The requirement of producing a certificate arises when the electronic record is sought to be used as evidence.

May 13, 2019:

 

Supreme Court has held that failure to produce a certificate under Section 65B(4) of the Evidence Act at the stage when the charge-sheet was filed is not fatal.

A bench of Justice Chandrachud and Justice Gupta has passed the order in the case titled as State vs M. R. Hiremath on 01.05.2019.

 

While quashing a corruption case, the High Court had assumed that certificate for electronic evidence since was not produced earlier the case of prosecution was liable to fail.
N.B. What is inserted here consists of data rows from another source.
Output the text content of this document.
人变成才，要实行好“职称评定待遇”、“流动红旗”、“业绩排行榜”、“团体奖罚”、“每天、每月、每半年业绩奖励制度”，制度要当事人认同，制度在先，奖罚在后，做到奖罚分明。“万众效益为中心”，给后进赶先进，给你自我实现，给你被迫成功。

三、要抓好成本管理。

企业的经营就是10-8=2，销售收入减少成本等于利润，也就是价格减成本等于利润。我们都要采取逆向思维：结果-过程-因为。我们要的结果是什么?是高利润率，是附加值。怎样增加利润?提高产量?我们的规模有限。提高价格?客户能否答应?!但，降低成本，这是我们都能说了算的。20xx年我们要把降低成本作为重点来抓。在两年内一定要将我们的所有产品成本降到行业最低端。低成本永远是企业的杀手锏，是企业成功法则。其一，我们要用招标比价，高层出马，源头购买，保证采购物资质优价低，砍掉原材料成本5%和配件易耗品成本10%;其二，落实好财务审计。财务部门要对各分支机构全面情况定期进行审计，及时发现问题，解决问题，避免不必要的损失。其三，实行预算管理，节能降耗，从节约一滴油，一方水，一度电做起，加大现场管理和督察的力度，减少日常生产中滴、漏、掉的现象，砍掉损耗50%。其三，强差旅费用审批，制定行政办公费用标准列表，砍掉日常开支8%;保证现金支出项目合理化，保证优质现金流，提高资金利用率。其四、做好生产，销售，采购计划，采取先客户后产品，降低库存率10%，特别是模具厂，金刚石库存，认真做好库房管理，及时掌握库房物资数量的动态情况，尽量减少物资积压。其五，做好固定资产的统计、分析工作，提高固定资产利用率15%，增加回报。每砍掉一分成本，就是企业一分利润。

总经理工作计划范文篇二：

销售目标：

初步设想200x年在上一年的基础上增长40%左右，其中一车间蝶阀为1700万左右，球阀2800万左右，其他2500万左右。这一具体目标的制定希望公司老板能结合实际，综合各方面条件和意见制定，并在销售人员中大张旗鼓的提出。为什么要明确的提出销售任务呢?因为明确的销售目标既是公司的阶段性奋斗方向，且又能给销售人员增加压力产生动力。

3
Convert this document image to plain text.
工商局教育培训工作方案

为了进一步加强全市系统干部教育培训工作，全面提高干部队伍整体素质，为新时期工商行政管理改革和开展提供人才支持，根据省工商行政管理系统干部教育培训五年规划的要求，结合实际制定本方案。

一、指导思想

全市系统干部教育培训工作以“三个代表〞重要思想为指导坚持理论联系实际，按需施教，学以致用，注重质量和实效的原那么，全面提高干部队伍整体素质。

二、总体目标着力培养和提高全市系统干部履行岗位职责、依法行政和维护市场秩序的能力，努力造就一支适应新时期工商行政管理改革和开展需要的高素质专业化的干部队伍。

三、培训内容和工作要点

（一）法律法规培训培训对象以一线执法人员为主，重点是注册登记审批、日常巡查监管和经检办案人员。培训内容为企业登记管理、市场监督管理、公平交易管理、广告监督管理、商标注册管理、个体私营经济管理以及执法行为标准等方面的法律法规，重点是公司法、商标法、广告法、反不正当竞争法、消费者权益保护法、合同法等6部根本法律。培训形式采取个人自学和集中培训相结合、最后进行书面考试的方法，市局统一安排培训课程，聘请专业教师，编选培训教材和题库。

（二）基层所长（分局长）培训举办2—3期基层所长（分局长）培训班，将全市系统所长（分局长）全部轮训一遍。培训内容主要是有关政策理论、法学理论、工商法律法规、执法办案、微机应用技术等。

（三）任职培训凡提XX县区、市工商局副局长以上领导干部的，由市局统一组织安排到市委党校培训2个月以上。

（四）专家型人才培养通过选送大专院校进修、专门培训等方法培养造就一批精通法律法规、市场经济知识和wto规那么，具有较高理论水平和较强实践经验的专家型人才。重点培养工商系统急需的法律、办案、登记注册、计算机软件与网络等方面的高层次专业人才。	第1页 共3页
When the matter reached the Supreme Court, it noted the assumption as "The fundamental basis on which the High Court proceeded to quash the proceedings is its hypothesis that Section 65B, which requires the production of a certificate for leading secondary evidence of an electronic record mandate the production of such a certificate at this stage in the absence of which, the case of the prosecution is liable to fail".

The the Supreme Court commented as "Section 65B(4) is attracted in any proceedings “where it is desired to give a statement in evidence by virtue of this section”. Emphasising this facet of sub-section (4) the decision in Anvar holds that the requirement of producing a certificate arises when the electronic record is sought to be used as evidence".

The Supreme Court held as "Having regard to the above principle of law, the High Court erred in coming to the conclusion that the failure to produce a certificate under Section 65B(4) of the Evidence Act at the stage when the charge-sheet was filed was fatal to the prosecution. The need for production of such a certificate would arise when the electronic record is sought to be produced in evidence at the trial. It is at that stage that the necessity of the production of the certificate would arise".